US awards orders totaling $2.7B to boost uranium enrichment
U.S. Department of Energy Secretary Chris Wright attends a Reuters Next event, New York City, U.S., Sept. 25, 2025. (Reuters Photo)


The U.S. ⁠Energy Department said on Monday it was awarding orders totaling $2.7 billion to three firms to ​bolster domestic uranium enrichment over ‍the next 10 years in a broader effort to reduce U.S. dependence on Russian supply.

American Centrifuge Operating, General Matter, and Orano Federal Services secured the orders, the department said in a statement.

The contracts would require the companies to meet specific milestones to provide enrichment services for low-enriched uranium and high-assay low-enriched uranium (HALEU), for existing nuclear power plants and new, smaller modular reactors.

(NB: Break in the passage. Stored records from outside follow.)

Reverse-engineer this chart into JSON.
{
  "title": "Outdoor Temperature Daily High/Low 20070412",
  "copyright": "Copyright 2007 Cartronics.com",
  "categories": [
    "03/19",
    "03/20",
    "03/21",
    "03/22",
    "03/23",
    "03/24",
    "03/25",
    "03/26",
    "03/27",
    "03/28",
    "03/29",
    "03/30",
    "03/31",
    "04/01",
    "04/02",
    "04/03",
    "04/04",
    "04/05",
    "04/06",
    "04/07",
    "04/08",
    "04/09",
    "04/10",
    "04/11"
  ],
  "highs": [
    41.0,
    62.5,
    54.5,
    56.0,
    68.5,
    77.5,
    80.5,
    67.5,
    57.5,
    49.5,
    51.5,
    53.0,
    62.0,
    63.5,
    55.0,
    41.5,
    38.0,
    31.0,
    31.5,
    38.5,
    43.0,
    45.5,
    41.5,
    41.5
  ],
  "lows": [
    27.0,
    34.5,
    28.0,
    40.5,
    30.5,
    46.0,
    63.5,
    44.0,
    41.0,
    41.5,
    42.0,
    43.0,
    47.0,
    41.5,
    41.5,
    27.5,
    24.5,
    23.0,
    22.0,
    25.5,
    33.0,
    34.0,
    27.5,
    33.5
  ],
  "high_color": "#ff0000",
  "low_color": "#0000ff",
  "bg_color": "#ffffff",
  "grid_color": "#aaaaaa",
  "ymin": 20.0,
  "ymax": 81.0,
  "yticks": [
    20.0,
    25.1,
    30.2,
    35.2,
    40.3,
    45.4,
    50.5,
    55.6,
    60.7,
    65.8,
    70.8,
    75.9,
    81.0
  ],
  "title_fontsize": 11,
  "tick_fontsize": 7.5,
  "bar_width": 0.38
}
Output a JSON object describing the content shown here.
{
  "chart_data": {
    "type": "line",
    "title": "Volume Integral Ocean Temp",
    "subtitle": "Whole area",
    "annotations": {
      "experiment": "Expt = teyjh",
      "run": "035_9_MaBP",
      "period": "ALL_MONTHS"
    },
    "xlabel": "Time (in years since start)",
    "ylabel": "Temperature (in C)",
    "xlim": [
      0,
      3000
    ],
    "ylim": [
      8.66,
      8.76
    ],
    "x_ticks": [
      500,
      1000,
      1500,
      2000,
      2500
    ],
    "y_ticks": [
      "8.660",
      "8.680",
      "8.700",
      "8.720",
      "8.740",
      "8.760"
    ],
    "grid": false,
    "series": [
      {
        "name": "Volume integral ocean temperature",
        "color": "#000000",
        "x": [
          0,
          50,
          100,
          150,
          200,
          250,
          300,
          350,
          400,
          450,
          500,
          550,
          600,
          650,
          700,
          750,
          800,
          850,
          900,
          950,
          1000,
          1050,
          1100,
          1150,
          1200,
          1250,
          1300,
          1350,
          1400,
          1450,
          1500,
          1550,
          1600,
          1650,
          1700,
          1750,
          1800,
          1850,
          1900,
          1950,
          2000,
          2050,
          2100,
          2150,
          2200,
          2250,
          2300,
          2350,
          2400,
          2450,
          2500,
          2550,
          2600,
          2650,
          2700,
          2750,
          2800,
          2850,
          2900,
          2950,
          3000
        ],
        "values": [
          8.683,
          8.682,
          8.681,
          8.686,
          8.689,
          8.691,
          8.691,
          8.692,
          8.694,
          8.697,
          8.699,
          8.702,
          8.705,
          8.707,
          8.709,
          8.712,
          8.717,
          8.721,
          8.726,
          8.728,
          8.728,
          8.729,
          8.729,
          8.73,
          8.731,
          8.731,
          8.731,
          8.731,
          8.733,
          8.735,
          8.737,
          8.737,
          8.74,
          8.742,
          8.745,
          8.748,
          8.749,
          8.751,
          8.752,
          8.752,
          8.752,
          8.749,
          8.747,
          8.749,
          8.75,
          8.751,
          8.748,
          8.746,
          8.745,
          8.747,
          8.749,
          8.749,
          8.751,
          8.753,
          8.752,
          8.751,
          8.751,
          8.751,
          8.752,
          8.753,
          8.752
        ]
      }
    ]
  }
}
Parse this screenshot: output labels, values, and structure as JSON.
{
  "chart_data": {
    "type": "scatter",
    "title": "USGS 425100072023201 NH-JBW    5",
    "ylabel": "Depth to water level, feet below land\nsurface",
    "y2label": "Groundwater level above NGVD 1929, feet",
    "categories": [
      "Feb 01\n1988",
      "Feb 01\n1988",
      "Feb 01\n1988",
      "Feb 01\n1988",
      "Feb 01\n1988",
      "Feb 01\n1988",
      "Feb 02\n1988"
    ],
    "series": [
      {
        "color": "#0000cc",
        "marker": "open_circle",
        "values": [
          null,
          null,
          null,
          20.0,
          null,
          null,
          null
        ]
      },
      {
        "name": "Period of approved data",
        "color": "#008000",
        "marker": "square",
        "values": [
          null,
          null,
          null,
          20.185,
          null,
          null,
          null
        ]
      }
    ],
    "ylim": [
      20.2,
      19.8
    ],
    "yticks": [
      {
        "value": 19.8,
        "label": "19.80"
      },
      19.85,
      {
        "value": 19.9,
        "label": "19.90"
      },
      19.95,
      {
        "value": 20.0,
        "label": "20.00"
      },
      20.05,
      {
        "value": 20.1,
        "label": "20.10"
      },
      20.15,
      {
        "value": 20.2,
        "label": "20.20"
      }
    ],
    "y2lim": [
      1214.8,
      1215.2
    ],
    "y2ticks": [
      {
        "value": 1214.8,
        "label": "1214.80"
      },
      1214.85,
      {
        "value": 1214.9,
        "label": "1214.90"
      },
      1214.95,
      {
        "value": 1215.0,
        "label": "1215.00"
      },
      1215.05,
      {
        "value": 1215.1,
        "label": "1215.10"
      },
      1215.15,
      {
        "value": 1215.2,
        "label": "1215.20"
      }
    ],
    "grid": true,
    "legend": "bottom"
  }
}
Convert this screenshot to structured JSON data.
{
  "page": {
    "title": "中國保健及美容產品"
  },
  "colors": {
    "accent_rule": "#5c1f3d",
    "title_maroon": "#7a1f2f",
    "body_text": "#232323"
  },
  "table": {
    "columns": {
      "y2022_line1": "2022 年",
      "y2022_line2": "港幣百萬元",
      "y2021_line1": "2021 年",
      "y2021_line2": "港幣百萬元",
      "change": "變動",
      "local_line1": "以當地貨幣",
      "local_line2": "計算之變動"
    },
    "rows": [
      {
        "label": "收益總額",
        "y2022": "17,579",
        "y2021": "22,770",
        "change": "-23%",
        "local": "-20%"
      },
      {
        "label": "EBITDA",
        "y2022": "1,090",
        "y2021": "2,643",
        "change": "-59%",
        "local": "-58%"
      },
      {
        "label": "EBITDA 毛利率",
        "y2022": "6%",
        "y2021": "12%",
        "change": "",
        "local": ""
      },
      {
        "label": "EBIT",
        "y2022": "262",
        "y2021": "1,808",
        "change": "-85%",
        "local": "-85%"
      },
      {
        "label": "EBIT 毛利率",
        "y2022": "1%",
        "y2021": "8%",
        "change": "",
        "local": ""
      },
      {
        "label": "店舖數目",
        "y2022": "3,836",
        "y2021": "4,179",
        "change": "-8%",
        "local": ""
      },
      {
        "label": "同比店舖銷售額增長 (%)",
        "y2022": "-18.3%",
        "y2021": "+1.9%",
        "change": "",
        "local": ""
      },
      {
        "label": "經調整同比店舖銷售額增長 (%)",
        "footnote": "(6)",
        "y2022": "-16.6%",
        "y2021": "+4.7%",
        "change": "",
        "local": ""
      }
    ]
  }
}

"Today’s awards show that this Administration is committed to restoring a secure domestic nuclear fuel supply chain capable of producing the nuclear fuels needed to power the reactors of today and the advanced reactors of ⁠tomorrow," Secretary of Energy Chris Wright said.

Russia is currently the only country that makes HALEU – uranium enriched to between 5% and 20%, which is said to make new high-tech reactors more efficient – in commercial volumes. Funds to make the fuel domestically in the U.S. were included in a law to ban uranium shipments from Russia fully by 2028.

The department awarded American Centrifuge Operating, a subsidiary of Centrus Energy, and General Matter, backed by tech billionaire Peter Thiel, with $900 million each to develop domestic ​HALEU enrichment capacity. It awarded Orano Federal Services with $900 million to ‍expand domestic low-enrichment uranium production.

The Energy Department separately awarded an additional $28 million to Global Laser Enrichment, part-owned by ‍Canadian uranium ​company Cameco, ‍to further its work to build next-generation uranium ⁠enrichment technology for the nuclear fuel ‍cycle.

Global Laser Enrichment had sought a $900 million award.

HALEU's critics say it is a weapons risk if it gets into the wrong hands and recommend limiting enrichment to between 10% and 12% for safety. ⁠Uranium fuel ‌used in today's reactors is enriched to about 5%.